25 Décembre 2022 , Rédigé par Les federateurs du reseau Bazar Publié dans #Fêtes ou Saisons

Avec cette crèche toute simple de Notre-Dame de la Croix , nous vous publions un récit très émouvant d'un Noël des années 50 .

A tous, nous vous souhaitons un Joyeux Noël.

Sachez que nous sommes avec vous, en cette belle journée par la pensée.

Notre Dame de la Croix Paris ( Photo Bernadette B)

Notre Dame de la Croix Paris ( Photo Bernadette B)

Récit d'Antoine Eminian.

Un Noël d’autrefois

Paris dans le milieu des années 1950. J’habite rue Richer avec mes parents et ma petite sœur, à équidistance des Folies-Bergères et de la grande Loge Maçonnique de France, rue Cadet, où ma mère fait son marché. Autant dire entre les plumes dans le fion et le compas dans l’œil, tout un programme ! Bref, passons…

Nous sommes en décembre, Noël approche;  mon cœur se réjouit, un sentiment qui perdurera toute ma vie, aujourd’hui encore à cette époque de l’année.

La Ville Lumière se pare de ses plus belles guirlandes lumineuses, les magasins se plaisent à se faire beaux, l’or, le rouge et le vert mettent l’unisson chromatique un peu partout.

Moi, j’ai déjà écrit ma lettre au Père Noël, adressée « Route du Ciel », seule adresse connue du vieux gars barbu.

Il a eu la délicatesse de me répondre, un mot court, écrit d’une grosse écriture au crayon de couleur gras. Pour le remercier, à l’approche de la nuit tant attendue, ma mère dispose sur la table de la cuisine, sous le vasistas d’où Papa Noël devrait entrer chez nous, une assiette de biscuits et un verre de vin rouge, un léger en-cas auquel il fera honneur, comme nous le constaterons le lendemain matin.  

Pour l’heure, dans l’ombre, mon père s’active. Au grenier, à l’abri de mes regards, lui qui ne bricole pas, va réussir le tour de force de me construire le fort où je pourrais disposer mes petits soldats et Indiens, ma commande de Noël, afin d’y rejouer les westerns lus dans mes bandes dessinées de l’époque.

Les jours passent, la tension monte, l’école m’occupe l’esprit. Là aussi nous nous sommes mis à l’heure festive, nous dessinons des paysages de sapins enneigés, des chaumières qui fument, des étoiles filantes dans les cieux…

A la maison ça s’accélère. Nous avons acheté le fameux sapin, celui qui sent bon mais qui perd ses aiguilles dès qu’il a chaud, le seul modèle en ce temps-là. Et chez nous, il avait vite chaud.
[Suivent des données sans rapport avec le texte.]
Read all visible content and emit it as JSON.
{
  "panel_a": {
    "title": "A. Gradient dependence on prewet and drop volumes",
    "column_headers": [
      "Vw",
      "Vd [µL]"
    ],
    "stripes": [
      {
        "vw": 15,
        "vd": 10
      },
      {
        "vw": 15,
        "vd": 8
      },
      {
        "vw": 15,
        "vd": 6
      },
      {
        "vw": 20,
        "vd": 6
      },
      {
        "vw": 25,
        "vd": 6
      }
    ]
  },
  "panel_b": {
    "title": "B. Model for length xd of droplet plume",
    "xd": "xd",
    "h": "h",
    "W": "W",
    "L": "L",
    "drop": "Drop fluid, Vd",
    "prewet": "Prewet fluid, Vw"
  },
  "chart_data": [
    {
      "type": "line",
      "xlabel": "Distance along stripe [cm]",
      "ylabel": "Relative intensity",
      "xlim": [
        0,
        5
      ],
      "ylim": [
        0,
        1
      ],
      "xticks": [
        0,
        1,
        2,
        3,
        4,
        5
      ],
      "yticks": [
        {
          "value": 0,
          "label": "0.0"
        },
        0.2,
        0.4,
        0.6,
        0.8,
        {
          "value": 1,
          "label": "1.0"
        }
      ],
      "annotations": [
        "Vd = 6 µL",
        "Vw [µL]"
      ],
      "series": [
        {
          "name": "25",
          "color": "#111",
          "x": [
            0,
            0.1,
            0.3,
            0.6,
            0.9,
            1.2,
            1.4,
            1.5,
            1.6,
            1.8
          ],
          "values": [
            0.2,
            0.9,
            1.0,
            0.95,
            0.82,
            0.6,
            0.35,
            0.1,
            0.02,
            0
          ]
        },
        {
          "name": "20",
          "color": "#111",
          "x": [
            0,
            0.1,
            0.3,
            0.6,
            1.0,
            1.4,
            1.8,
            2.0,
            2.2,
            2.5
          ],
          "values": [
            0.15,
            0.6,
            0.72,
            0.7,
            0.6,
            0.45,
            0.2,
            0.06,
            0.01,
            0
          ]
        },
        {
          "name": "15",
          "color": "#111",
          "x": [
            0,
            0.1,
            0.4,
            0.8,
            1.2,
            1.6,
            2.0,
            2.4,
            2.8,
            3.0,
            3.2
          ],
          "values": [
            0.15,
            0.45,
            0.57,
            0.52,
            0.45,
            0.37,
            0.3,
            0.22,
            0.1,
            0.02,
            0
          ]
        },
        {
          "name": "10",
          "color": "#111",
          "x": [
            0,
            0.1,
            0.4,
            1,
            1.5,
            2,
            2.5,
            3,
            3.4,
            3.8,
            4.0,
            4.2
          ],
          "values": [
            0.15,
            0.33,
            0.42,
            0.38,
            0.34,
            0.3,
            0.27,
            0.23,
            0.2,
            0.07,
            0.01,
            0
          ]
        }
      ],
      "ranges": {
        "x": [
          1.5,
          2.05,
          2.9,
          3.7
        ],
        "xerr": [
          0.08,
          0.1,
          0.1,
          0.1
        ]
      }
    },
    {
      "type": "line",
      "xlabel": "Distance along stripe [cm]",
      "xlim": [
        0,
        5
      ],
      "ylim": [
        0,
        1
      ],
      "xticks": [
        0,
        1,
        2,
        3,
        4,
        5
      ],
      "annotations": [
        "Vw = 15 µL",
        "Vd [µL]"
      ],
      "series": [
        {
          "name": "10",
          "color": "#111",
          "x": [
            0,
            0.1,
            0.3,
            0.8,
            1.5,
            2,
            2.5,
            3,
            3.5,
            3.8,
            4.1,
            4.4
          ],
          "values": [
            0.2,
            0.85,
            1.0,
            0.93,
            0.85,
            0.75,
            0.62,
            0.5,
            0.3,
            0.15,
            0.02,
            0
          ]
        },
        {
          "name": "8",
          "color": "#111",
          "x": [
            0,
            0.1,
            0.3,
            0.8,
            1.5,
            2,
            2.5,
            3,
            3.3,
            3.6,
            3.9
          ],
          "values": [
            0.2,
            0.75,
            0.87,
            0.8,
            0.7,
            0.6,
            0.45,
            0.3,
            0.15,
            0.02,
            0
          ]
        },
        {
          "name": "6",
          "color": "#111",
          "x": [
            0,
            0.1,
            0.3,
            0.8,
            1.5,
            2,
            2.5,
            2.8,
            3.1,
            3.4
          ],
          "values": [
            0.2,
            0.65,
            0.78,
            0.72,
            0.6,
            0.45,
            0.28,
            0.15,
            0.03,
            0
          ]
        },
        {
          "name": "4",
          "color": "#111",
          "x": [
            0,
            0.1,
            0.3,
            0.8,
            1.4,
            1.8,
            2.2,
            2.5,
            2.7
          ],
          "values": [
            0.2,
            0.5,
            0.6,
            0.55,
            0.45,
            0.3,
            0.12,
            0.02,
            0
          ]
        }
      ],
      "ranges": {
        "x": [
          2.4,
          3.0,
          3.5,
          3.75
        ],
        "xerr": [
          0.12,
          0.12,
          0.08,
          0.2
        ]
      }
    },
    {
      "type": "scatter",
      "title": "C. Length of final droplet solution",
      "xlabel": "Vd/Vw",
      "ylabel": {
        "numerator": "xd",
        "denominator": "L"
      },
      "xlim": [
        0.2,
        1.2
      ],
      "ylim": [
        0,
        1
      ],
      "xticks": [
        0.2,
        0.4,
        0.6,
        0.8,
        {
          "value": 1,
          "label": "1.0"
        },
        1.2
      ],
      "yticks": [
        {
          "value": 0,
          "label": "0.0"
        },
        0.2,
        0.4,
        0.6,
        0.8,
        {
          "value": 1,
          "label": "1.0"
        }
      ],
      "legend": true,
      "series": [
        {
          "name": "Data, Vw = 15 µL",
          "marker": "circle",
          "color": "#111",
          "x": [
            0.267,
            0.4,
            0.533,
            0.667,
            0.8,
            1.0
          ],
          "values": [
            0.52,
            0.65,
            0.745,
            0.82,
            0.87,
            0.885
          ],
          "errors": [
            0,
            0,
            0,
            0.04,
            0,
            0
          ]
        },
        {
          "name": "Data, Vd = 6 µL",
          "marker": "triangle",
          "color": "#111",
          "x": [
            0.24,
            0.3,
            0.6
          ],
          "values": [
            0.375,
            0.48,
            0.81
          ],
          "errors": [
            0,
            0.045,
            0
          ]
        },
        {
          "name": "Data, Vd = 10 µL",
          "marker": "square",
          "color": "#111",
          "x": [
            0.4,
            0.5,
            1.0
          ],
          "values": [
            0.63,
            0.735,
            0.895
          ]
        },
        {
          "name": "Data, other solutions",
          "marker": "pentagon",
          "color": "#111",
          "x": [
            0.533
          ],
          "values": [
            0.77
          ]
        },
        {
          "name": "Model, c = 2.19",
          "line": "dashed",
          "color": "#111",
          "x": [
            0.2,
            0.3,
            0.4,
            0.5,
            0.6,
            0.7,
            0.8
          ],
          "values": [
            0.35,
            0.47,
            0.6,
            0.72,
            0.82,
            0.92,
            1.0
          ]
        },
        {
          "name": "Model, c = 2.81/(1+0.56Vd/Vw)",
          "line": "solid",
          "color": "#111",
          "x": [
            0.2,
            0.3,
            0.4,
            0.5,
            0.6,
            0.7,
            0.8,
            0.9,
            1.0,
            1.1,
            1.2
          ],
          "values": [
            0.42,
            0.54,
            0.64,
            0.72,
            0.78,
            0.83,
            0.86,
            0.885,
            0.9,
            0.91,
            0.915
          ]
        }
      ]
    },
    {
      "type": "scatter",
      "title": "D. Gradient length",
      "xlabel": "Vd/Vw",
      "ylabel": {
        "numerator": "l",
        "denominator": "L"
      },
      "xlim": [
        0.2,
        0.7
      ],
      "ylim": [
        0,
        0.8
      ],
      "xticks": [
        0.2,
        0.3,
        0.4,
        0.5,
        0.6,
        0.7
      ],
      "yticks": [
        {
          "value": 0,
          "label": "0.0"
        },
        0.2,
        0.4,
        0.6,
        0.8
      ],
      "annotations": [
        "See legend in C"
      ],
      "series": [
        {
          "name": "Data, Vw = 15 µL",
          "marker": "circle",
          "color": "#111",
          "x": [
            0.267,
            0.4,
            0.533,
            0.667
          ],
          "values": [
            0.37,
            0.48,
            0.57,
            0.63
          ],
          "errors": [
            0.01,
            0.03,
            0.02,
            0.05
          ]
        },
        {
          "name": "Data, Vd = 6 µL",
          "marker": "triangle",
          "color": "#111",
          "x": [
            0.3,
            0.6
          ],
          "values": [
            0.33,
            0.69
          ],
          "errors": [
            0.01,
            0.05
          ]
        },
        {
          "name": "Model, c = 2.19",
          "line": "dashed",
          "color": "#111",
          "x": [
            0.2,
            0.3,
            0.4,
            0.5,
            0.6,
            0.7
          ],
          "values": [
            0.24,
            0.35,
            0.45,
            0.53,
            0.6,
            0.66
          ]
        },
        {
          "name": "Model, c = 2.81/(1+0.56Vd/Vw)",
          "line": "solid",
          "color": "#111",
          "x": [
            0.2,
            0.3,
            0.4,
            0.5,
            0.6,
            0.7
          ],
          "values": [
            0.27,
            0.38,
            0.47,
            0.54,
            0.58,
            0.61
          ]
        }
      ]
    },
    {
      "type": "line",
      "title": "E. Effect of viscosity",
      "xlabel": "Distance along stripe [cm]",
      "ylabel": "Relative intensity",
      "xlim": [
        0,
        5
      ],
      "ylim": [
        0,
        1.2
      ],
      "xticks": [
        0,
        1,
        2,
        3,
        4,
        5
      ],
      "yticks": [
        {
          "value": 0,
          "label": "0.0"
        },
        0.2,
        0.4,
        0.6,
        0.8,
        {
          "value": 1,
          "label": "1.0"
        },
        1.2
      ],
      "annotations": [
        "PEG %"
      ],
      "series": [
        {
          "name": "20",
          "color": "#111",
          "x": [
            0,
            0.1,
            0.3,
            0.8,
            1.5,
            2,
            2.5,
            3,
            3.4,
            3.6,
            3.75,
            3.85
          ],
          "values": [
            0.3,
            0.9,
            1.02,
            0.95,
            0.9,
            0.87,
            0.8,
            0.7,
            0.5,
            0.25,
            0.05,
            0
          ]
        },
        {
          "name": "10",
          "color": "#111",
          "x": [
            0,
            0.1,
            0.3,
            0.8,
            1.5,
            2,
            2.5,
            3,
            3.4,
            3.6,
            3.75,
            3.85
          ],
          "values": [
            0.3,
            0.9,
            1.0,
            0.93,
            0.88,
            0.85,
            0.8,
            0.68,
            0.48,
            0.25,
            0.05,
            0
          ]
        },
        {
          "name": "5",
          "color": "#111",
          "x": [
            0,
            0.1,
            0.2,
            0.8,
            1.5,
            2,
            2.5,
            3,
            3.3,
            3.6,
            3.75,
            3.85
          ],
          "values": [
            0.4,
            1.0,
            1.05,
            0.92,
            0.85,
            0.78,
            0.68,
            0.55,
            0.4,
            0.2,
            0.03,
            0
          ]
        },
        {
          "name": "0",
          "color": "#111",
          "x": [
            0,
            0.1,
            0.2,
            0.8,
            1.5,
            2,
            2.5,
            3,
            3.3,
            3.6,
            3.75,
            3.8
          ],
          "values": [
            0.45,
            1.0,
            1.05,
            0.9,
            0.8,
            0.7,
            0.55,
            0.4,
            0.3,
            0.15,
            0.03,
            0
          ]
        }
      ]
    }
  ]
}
Le logement sous les toits est minuscule, la pièce unique est chauffée par un poêle à charbon qui ronfle quand on y jette la pelle de coke ; gare aux étincelles !

Ma mère réfléchit au repas de fête qu’on dégustera en famille le 25 décembre.
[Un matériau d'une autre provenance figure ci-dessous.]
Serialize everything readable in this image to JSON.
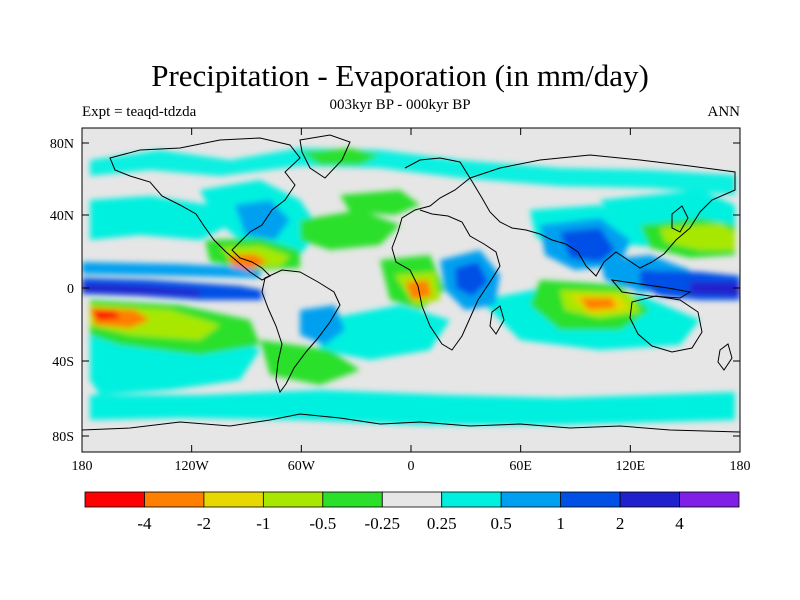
{
  "header": {
    "title": "Precipitation - Evaporation (in mm/day)",
    "subtitle": "003kyr BP - 000kyr BP",
    "left_label": "Expt = teaqd-tdzda",
    "right_label": "ANN"
  },
  "map": {
    "projection": "cylindrical-equidistant",
    "lat_ticks": [
      "80N",
      "40N",
      "0",
      "40S",
      "80S"
    ],
    "lon_ticks": [
      "180",
      "120W",
      "60W",
      "0",
      "60E",
      "120E",
      "180"
    ],
    "background_color": "#e6e6e6",
    "coast_color": "#000000"
  },
  "colorbar": {
    "colors": [
      "#ff0000",
      "#ff7f00",
      "#e6d800",
      "#a8e800",
      "#2be02b",
      "#e6e6e6",
      "#00f0e0",
      "#00a0f0",
      "#0050e6",
      "#2020cc",
      "#8020e6"
    ],
    "labels": [
      "-4",
      "-2",
      "-1",
      "-0.5",
      "-0.25",
      "0.25",
      "0.5",
      "1",
      "2",
      "4"
    ]
  }
}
Déjà la rue Cadet et ses commerçants nous préparent aux agapes, les volailles pattes entourées d’un cornet de papier frisotté coloré pendent aux devantures des marchands, les lièvres à leurs côtés confirment la saison ; les charcutiers ne savent plus où empiler leurs mètres de boudin, les poissonniers sortent leurs bourriches d’huîtres et prennent les commandes, les traiteurs font gargouiller mon ventre à la vue de leurs préparations salivantes, les pâtés sont pour l’occasion pistachés ou truffés, les vol-au-vent se tassent dans leurs plats, les pâtisseries ne sont pas en reste, les bûches tout en beurre et crème, plantées à leur sommet de petits personnages en plastiques que je récupérerai à la fin du déjeuner comme de précieuses reliques, préfigurent des fins de repas caloriques, je dis ça aujourd’hui mais je ne suis pas certain que le mot « calorie » existait à l’époque ?
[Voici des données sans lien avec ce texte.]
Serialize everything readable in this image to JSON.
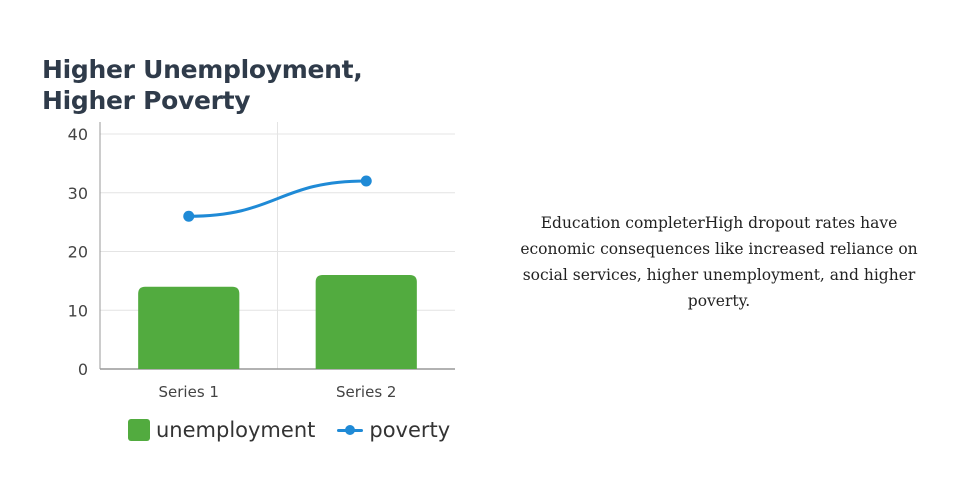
{
  "colors": {
    "bar": "#52ab3f",
    "line": "#1f8ad6",
    "grid": "#e4e4e4",
    "axis": "#999999"
  },
  "chart_data": {
    "type": "bar",
    "title": "Higher Unemployment, Higher Poverty",
    "categories": [
      "Series 1",
      "Series 2"
    ],
    "series": [
      {
        "name": "unemployment",
        "type": "bar",
        "values": [
          14,
          16
        ]
      },
      {
        "name": "poverty",
        "type": "line",
        "values": [
          26,
          32
        ]
      }
    ],
    "y_ticks": [
      0,
      10,
      20,
      30,
      40
    ],
    "ylim": [
      0,
      40
    ],
    "xlabel": "",
    "ylabel": "",
    "grid": true,
    "legend_position": "bottom"
  },
  "description": "Education completerHigh dropout rates have economic consequences like increased reliance on social services, higher unemployment, and higher poverty."
}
Dans son fauteuil, le grand-père chevrote à pleins poumons du Tino Rossi et du André Dassary...

Et pour ceux qui avaient encore une place pour d’autres gourmandises sucrées, La Mère de Famille, la célèbre enseigne, avait sa boutique à deux pas de chez nous.

Mon Dieu, ces repas ! Dans ces années-là, on savait ce que manger voulait dire, on ne chipotait pas son bout de salade du bout de la fourchette, le gras et le sel ne nous affolaient pas, la quantité rimait avec la qualité.

Quand j’y repense aujourd’hui, je me demande comment nos estomacs pouvaient ingurgiter toute cette nourriture. Un vrai repas c’était, entrée, plat, fromages et salade, dessert ! Alors un repas de fête, je ne vous dis pas… Autre temps, autres mœurs.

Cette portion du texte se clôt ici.